This paper focuses on the estimation of the maximum impact force of dry granular flow upon a rock shed using a coupled discrete element method (DEM) and finite element method (FEM). The dry granular flow is modeled as an assembly of discrete particles, and the rock shed is modeled by applying the FEM. The coupled DEM–FEM approach calibrated with a small-scale physical experiment is used to simulate the movement of a dry granular flow impacting the rock shed. Full-scale numerical modeling based on the field model is constructed to estimate the maximum impact force of dry granular flow on a rock shed. Based on the numerical results, three key stages of the impact process are identified: startup streams slippery, impact, and pile-up. The sensitivities of bulk density, impact height, slope angle, cushion thickness, and friction coefficient to the maximum impact force are 1, 0.63, 2.68, 0.09, and 0.73, respectively, in the benchmark model, and the parameters with high sensitivities should be given priority in the design of rock sheds. Moreover, an evaluation formula of maximum impact force is obtained and based on the numerical results and Buckingham’s principle.

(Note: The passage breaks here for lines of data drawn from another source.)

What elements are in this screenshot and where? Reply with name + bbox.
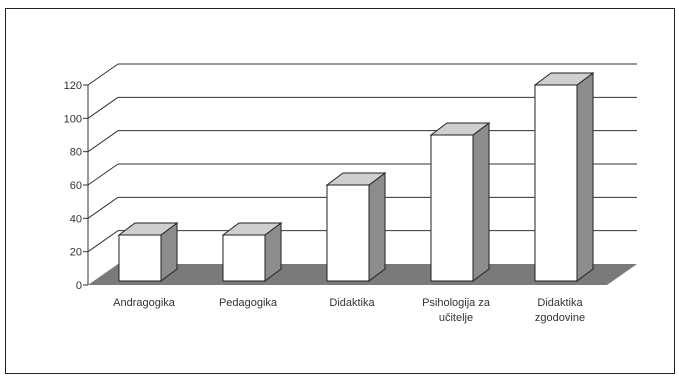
bar-front [118,234,162,282]
category-label: Didaktika [329,297,375,309]
bar-front [326,184,370,282]
y-tick-label: 120 [64,80,82,92]
bars [117,72,595,282]
bar [429,122,491,282]
category-label: Pedagogika [219,297,278,309]
bar-front [222,234,266,282]
y-tick-label: 100 [64,113,82,125]
category-label: Andragogika [113,297,176,309]
category-label: Psihologija za učitelje [422,297,491,324]
bar [221,222,283,282]
y-tick-label: 40 [70,213,82,225]
bar-front [534,84,578,282]
y-tick-label: 60 [70,180,82,192]
bar-front [430,134,474,282]
category-labels: Andragogika Pedagogika Didaktika Psihologij… [113,297,585,324]
gridline-diagonal [87,63,119,86]
bar-side [576,72,594,282]
bar [325,172,387,282]
y-tick-label: 20 [70,247,82,259]
gridline-diagonal [87,163,119,186]
bar [533,72,595,282]
y-axis: 0 20 40 60 80 100 120 [64,80,89,292]
bar-side [472,122,490,282]
y-tick-label: 80 [70,147,82,159]
category-label: Didaktika zgodovine [535,297,585,324]
y-tick-label: 0 [76,280,82,292]
gridline-diagonal [87,230,119,253]
bar [117,222,179,282]
gridline-diagonal [87,96,119,119]
gridline-diagonal [87,130,119,153]
bar-side [368,172,386,282]
gridline-diagonal [87,196,119,219]
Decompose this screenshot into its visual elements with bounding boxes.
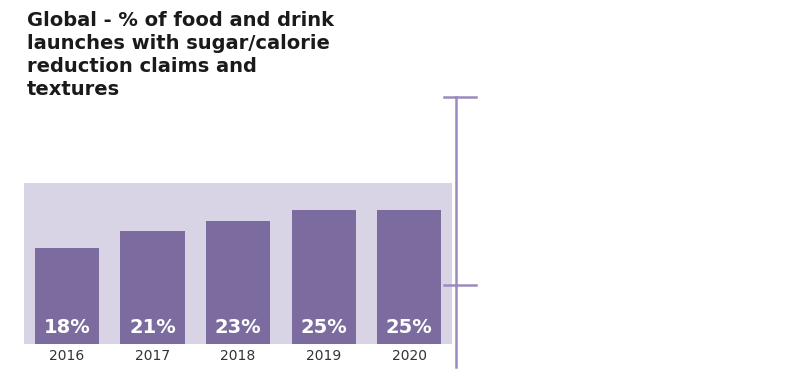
Text: of launches in 2020: of launches in 2020 xyxy=(552,296,716,314)
Text: contained: contained xyxy=(546,136,634,155)
Text: texturants: texturants xyxy=(634,327,733,345)
Bar xyxy=(34,248,99,344)
Text: 37%: 37% xyxy=(551,203,717,270)
Bar xyxy=(206,221,270,344)
Text: 25%: 25% xyxy=(300,318,347,337)
Bar xyxy=(291,210,356,344)
Text: 23%: 23% xyxy=(214,318,262,337)
Text: 21%: 21% xyxy=(129,318,176,337)
Text: fibre: fibre xyxy=(634,136,678,155)
Text: contained: contained xyxy=(546,327,634,345)
Bar xyxy=(377,210,442,344)
Text: of launches in 2020: of launches in 2020 xyxy=(552,105,716,124)
Bar xyxy=(120,231,185,344)
Text: 18%: 18% xyxy=(43,318,90,337)
Text: 25%: 25% xyxy=(386,318,433,337)
Text: 11%: 11% xyxy=(551,12,717,79)
Text: Global - % of food and drink
launches with sugar/calorie
reduction claims and
te: Global - % of food and drink launches wi… xyxy=(27,11,334,99)
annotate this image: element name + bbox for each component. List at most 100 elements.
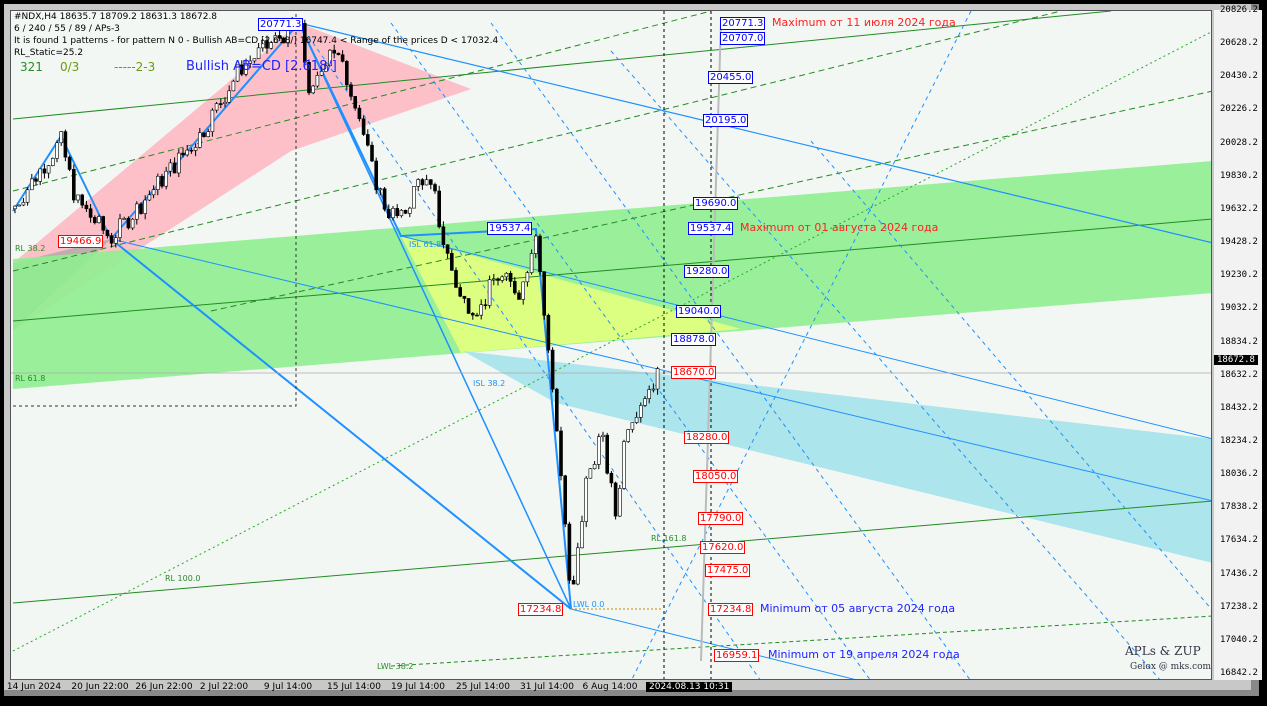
yellow-zone bbox=[401, 236, 741, 353]
candle-body bbox=[416, 179, 421, 187]
fib-label: RL 38.2 bbox=[15, 244, 45, 253]
candle-body bbox=[470, 313, 475, 316]
level-label: 20195.0 bbox=[703, 114, 749, 127]
candle-body bbox=[273, 35, 278, 43]
price-axis: 20826.2 20628.2 20430.2 20226.2 20028.2 19830… bbox=[1214, 5, 1262, 680]
candle-body bbox=[504, 272, 509, 278]
candle-body bbox=[21, 202, 26, 206]
y-tick-label: 17040.2 bbox=[1220, 634, 1258, 645]
y-tick-label: 19230.2 bbox=[1220, 270, 1258, 281]
fib-label: RL 100.0 bbox=[165, 574, 200, 583]
y-tick-label: 20028.2 bbox=[1220, 137, 1258, 148]
candle-body bbox=[160, 175, 164, 187]
candle-body bbox=[609, 472, 614, 484]
y-tick-label: 19032.2 bbox=[1220, 303, 1258, 314]
y-tick-label: 20826.2 bbox=[1220, 5, 1258, 15]
candle-body bbox=[378, 188, 383, 191]
blue-dash bbox=[810, 140, 1211, 610]
candle-body bbox=[538, 235, 542, 272]
time-axis: 14 Jun 2024 20 Jun 22:00 26 Jun 22:00 2 Jul… bbox=[7, 681, 1212, 695]
fib-label: LWL 0.0 bbox=[573, 600, 604, 609]
candle-body bbox=[567, 523, 572, 581]
candle-body bbox=[496, 278, 500, 281]
candle-body bbox=[428, 179, 433, 185]
candle-body bbox=[370, 144, 374, 162]
candle-body bbox=[168, 162, 173, 172]
candle-body bbox=[349, 84, 353, 97]
candle-body bbox=[580, 521, 584, 549]
candle-body bbox=[487, 279, 492, 306]
y-tick-label: 19428.2 bbox=[1220, 237, 1258, 248]
blue-dash bbox=[298, 22, 761, 679]
green-line bbox=[12, 218, 1211, 322]
green-dot bbox=[12, 31, 1211, 652]
candle-body bbox=[151, 189, 156, 196]
candle-body bbox=[105, 229, 110, 237]
candle-body bbox=[605, 434, 610, 474]
y-tick-label: 17634.2 bbox=[1220, 535, 1258, 546]
candle-body bbox=[424, 179, 429, 186]
candle-body bbox=[315, 75, 320, 87]
candle-body bbox=[302, 23, 307, 63]
candle-body bbox=[412, 186, 416, 209]
annotation-max-aug: Maximum от 01 августа 2024 года bbox=[740, 221, 939, 234]
x-tick-label: 25 Jul 14:00 bbox=[456, 682, 510, 692]
candle-body bbox=[281, 38, 286, 44]
candle-body bbox=[420, 179, 425, 186]
candle-body bbox=[311, 85, 316, 94]
level-label: 19690.0 bbox=[693, 197, 739, 210]
candle-body bbox=[386, 209, 391, 219]
candle-body bbox=[25, 189, 30, 203]
candle-body bbox=[596, 436, 601, 465]
candle-body bbox=[185, 149, 189, 156]
level-label: 18280.0 bbox=[684, 431, 730, 444]
counter: 321 bbox=[20, 60, 43, 74]
candle-body bbox=[601, 434, 605, 438]
annotation-min-aug: Minimum от 05 августа 2024 года bbox=[760, 602, 956, 615]
candle-body bbox=[634, 417, 639, 423]
chart-svg: RL 38.2 ISL 61.8 ISL 38.2 LWL 0.0 LWL 38… bbox=[11, 11, 1211, 679]
candle-body bbox=[189, 149, 194, 152]
candle-body bbox=[164, 170, 168, 187]
candle-body bbox=[50, 158, 55, 167]
candle-body bbox=[533, 235, 538, 254]
blue-dash bbox=[610, 50, 1160, 679]
candle-body bbox=[256, 47, 261, 59]
candle-body bbox=[575, 547, 580, 585]
chart-plot-area[interactable]: RL 38.2 ISL 61.8 ISL 38.2 LWL 0.0 LWL 38… bbox=[10, 10, 1212, 680]
signature-author: Gelox @ mks.com bbox=[1130, 662, 1212, 672]
crosshair-time-label: 2024.08.13 10:31 bbox=[646, 682, 733, 692]
level-label: 17620.0 bbox=[700, 541, 746, 554]
candle-body bbox=[29, 178, 34, 191]
candle-body bbox=[449, 253, 454, 271]
candle-body bbox=[143, 199, 147, 214]
candle-body bbox=[454, 270, 458, 288]
candle-body bbox=[38, 168, 43, 182]
candle-body bbox=[265, 40, 269, 49]
candle-body bbox=[563, 475, 568, 525]
candle-body bbox=[500, 276, 505, 281]
x-tick-label: 26 Jun 22:00 bbox=[135, 682, 193, 692]
candle-body bbox=[626, 429, 631, 442]
candle-body bbox=[433, 184, 437, 192]
candle-body bbox=[240, 64, 244, 75]
rl-static: RL_Static=25.2 bbox=[14, 48, 84, 58]
candle-body bbox=[101, 216, 105, 231]
candle-body bbox=[193, 147, 198, 151]
level-label: 18670.0 bbox=[671, 366, 717, 379]
candle-body bbox=[147, 194, 152, 201]
candle-body bbox=[17, 204, 21, 207]
candle-body bbox=[445, 244, 450, 254]
candle-body bbox=[638, 405, 643, 418]
candle-body bbox=[542, 271, 547, 316]
candle-body bbox=[261, 40, 265, 49]
fib-label: LWL 38.2 bbox=[377, 662, 413, 671]
fib-label: RL 161.8 bbox=[651, 534, 686, 543]
candle-body bbox=[223, 101, 227, 105]
level-label: 17790.0 bbox=[698, 512, 744, 525]
level-label: 17475.0 bbox=[705, 564, 751, 577]
y-tick-label: 17238.2 bbox=[1220, 601, 1258, 612]
candle-body bbox=[525, 272, 530, 283]
candle-body bbox=[332, 49, 337, 54]
x-tick-label: 6 Aug 14:00 bbox=[582, 682, 638, 692]
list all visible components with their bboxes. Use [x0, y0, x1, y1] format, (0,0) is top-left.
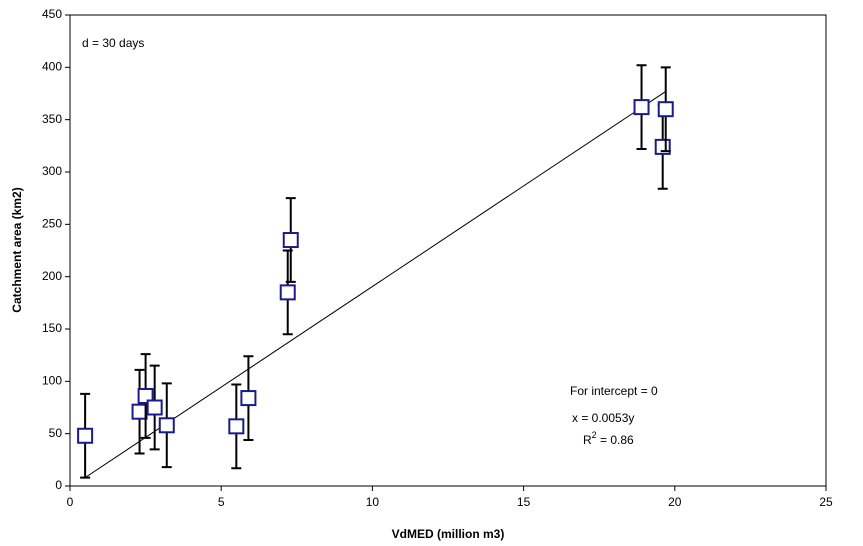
y-axis-label: Catchment area (km2) [10, 187, 24, 312]
x-axis-label: VdMED (million m3) [392, 527, 505, 541]
x-tick-label: 5 [218, 495, 225, 509]
y-tick-label: 50 [49, 426, 63, 440]
annotation: x = 0.0053y [572, 411, 634, 425]
y-tick-label: 400 [42, 60, 62, 74]
marker [158, 417, 175, 434]
marker [633, 99, 650, 116]
annotation: For intercept = 0 [570, 384, 658, 398]
x-tick-label: 0 [67, 495, 74, 509]
annotation: d = 30 days [82, 36, 144, 50]
y-tick-label: 100 [42, 374, 62, 388]
annotation-part: = 0.86 [597, 433, 634, 447]
x-tick-label: 20 [668, 495, 682, 509]
x-tick-label: 10 [366, 495, 380, 509]
marker [131, 403, 148, 420]
marker [240, 390, 257, 407]
y-tick-label: 450 [42, 7, 62, 21]
marker [77, 427, 94, 444]
y-tick-label: 150 [42, 321, 62, 335]
marker [137, 387, 154, 404]
y-tick-label: 250 [42, 217, 62, 231]
y-tick-label: 0 [55, 478, 62, 492]
y-tick-label: 300 [42, 164, 62, 178]
marker [279, 284, 296, 301]
trendline [84, 90, 667, 479]
x-tick-label: 15 [517, 495, 531, 509]
plot-area [69, 14, 827, 487]
marker [228, 418, 245, 435]
x-tick-label: 25 [819, 495, 833, 509]
annotation-part: 2 [592, 430, 597, 440]
annotation: R2 = 0.86 [583, 430, 634, 447]
annotation-part: R [583, 433, 592, 447]
y-tick-label: 350 [42, 112, 62, 126]
marker [282, 232, 299, 249]
marker [146, 399, 163, 416]
marker [657, 101, 674, 118]
y-tick-label: 200 [42, 269, 62, 283]
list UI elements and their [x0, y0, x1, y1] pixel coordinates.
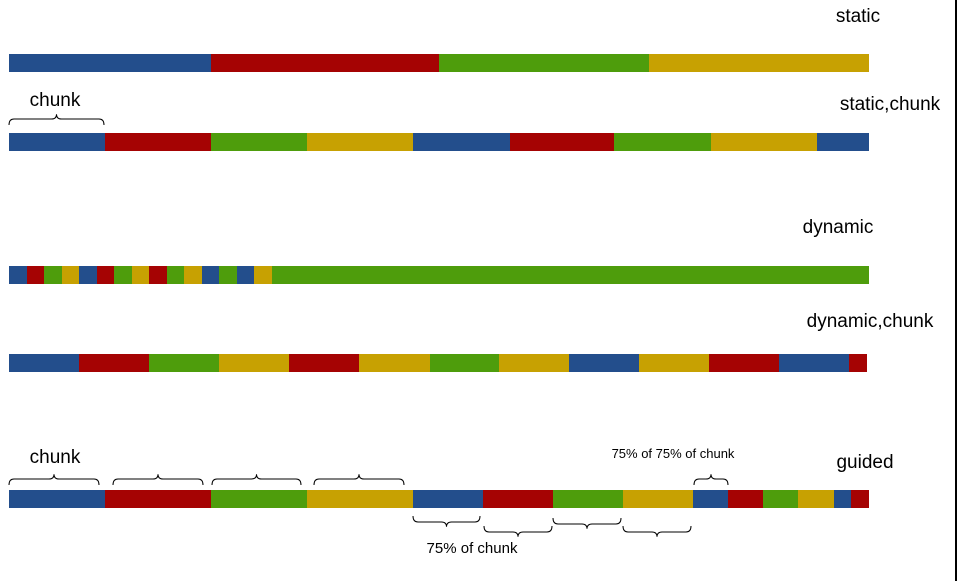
segment-guided-3	[211, 490, 307, 508]
segment-dynamic-chunk-11	[709, 354, 779, 372]
segment-guided-7	[553, 490, 623, 508]
segment-static-chunk-4	[307, 133, 413, 151]
segment-dynamic-8	[132, 266, 149, 284]
brace-chunk-guided-3	[211, 474, 302, 486]
segment-dynamic-chunk-1	[9, 354, 79, 372]
row-label-dynamic-chunk: dynamic,chunk	[807, 311, 934, 332]
segment-dynamic-chunk-7	[430, 354, 499, 372]
seventy-five-of-seventy-five-label: 75% of 75% of chunk	[612, 446, 735, 461]
segment-guided-14	[851, 490, 869, 508]
segment-dynamic-chunk-8	[499, 354, 569, 372]
seventy-five-percent-label: 75% of chunk	[427, 540, 518, 557]
segment-static-3	[439, 54, 649, 72]
brace-chunk-guided-2	[112, 474, 204, 486]
segment-dynamic-chunk-2	[79, 354, 149, 372]
segment-dynamic-chunk-6	[359, 354, 430, 372]
segment-guided-13	[834, 490, 851, 508]
brace-75-4	[622, 525, 692, 537]
segment-dynamic-16	[272, 266, 869, 284]
segment-guided-10	[728, 490, 763, 508]
segment-dynamic-chunk-9	[569, 354, 639, 372]
segment-dynamic-14	[237, 266, 254, 284]
segment-static-1	[9, 54, 211, 72]
segment-guided-12	[798, 490, 834, 508]
row-label-static: static	[836, 6, 880, 27]
row-label-guided: guided	[836, 452, 893, 473]
segment-dynamic-4	[62, 266, 79, 284]
segment-dynamic-7	[114, 266, 132, 284]
segment-dynamic-15	[254, 266, 272, 284]
segment-static-chunk-1	[9, 133, 105, 151]
segment-dynamic-chunk-4	[219, 354, 289, 372]
segment-dynamic-chunk-3	[149, 354, 219, 372]
segment-static-chunk-5	[413, 133, 510, 151]
segment-dynamic-12	[202, 266, 219, 284]
segment-static-chunk-7	[614, 133, 711, 151]
segment-dynamic-1	[9, 266, 27, 284]
segment-static-chunk-3	[211, 133, 307, 151]
segment-guided-4	[307, 490, 413, 508]
segment-static-4	[649, 54, 869, 72]
segment-dynamic-chunk-5	[289, 354, 359, 372]
segment-guided-2	[105, 490, 211, 508]
brace-75-1	[412, 515, 481, 527]
segment-guided-5	[413, 490, 483, 508]
braces-layer	[8, 114, 729, 537]
brace-75-3	[552, 517, 622, 529]
chunk-label-top: chunk	[30, 90, 81, 111]
segment-dynamic-9	[149, 266, 167, 284]
segment-dynamic-6	[97, 266, 114, 284]
segment-guided-8	[623, 490, 693, 508]
right-border-line	[955, 0, 957, 581]
brace-chunk-guided-1	[8, 474, 100, 486]
bars-layer	[9, 54, 869, 508]
segment-static-chunk-9	[817, 133, 869, 151]
segment-dynamic-chunk-10	[639, 354, 709, 372]
brace-75-2	[483, 525, 553, 537]
segment-static-chunk-8	[711, 133, 817, 151]
row-label-dynamic: dynamic	[803, 217, 874, 238]
brace-chunk-guided-4	[313, 474, 405, 486]
segment-dynamic-13	[219, 266, 237, 284]
segment-guided-6	[483, 490, 553, 508]
segment-static-chunk-6	[510, 133, 614, 151]
row-label-static-chunk: static,chunk	[840, 94, 941, 115]
segment-dynamic-chunk-12	[779, 354, 849, 372]
segment-dynamic-chunk-13	[849, 354, 867, 372]
segment-dynamic-2	[27, 266, 44, 284]
brace-75-of-75	[693, 474, 729, 486]
segment-static-2	[211, 54, 439, 72]
brace-chunk-top	[8, 114, 105, 126]
segment-dynamic-5	[79, 266, 97, 284]
segment-guided-11	[763, 490, 798, 508]
chunk-label-guided: chunk	[30, 447, 81, 468]
segment-dynamic-3	[44, 266, 62, 284]
segment-dynamic-10	[167, 266, 184, 284]
segment-dynamic-11	[184, 266, 202, 284]
segment-guided-9	[693, 490, 728, 508]
segment-static-chunk-2	[105, 133, 211, 151]
segment-guided-1	[9, 490, 105, 508]
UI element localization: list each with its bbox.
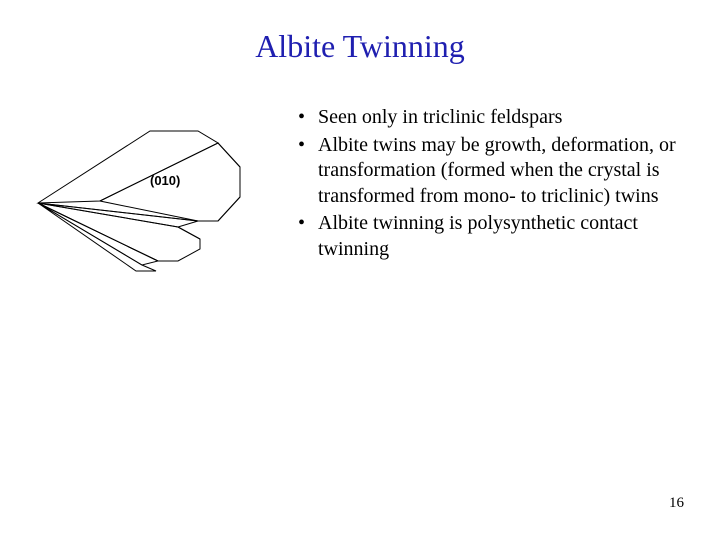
content-row: (010) Seen only in triclinic feldspars A… <box>0 77 720 273</box>
page-title: Albite Twinning <box>0 0 720 77</box>
bullet-list: Seen only in triclinic feldspars Albite … <box>298 105 680 263</box>
miller-index-label: (010) <box>150 173 180 188</box>
figure-column: (010) <box>20 105 290 273</box>
crystal-diagram: (010) <box>30 123 280 273</box>
bullet-item: Albite twinning is polysynthetic contact… <box>298 211 680 262</box>
slide: Albite Twinning <box>0 0 720 540</box>
text-column: Seen only in triclinic feldspars Albite … <box>290 105 680 265</box>
bullet-item: Seen only in triclinic feldspars <box>298 105 680 131</box>
bullet-item: Albite twins may be growth, deformation,… <box>298 133 680 210</box>
page-number: 16 <box>669 495 684 512</box>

本文着眼于使用耦合离散元方法（DEM）和有限元方法（FEM）估算干颗粒流对岩石棚的最大冲击力。干颗粒流被建模为离散颗粒的集合，而岩石棚则通过应用有限元建模。用小规模物理实验校准的耦合DEM-FEM方法用于模拟干燥颗粒流对岩石棚的运动。建立基于现场模型的全尺寸数值模型，以估算干燥颗粒流对岩石棚的最大冲击力。根据数值结果，确定了冲击过程的三个关键阶段：启动流滑滑，冲击和堆积。堆积密度，冲击高度，倾斜角度，垫层厚度，在基准模型中，对最大冲击力的摩擦系数分别为1、0.63、2.68、0.09和0.73，在设计大棚时应优先考虑敏感性高的参数。此外，基于数值结果和白金汉原理，获得了最大冲击力的评估公式。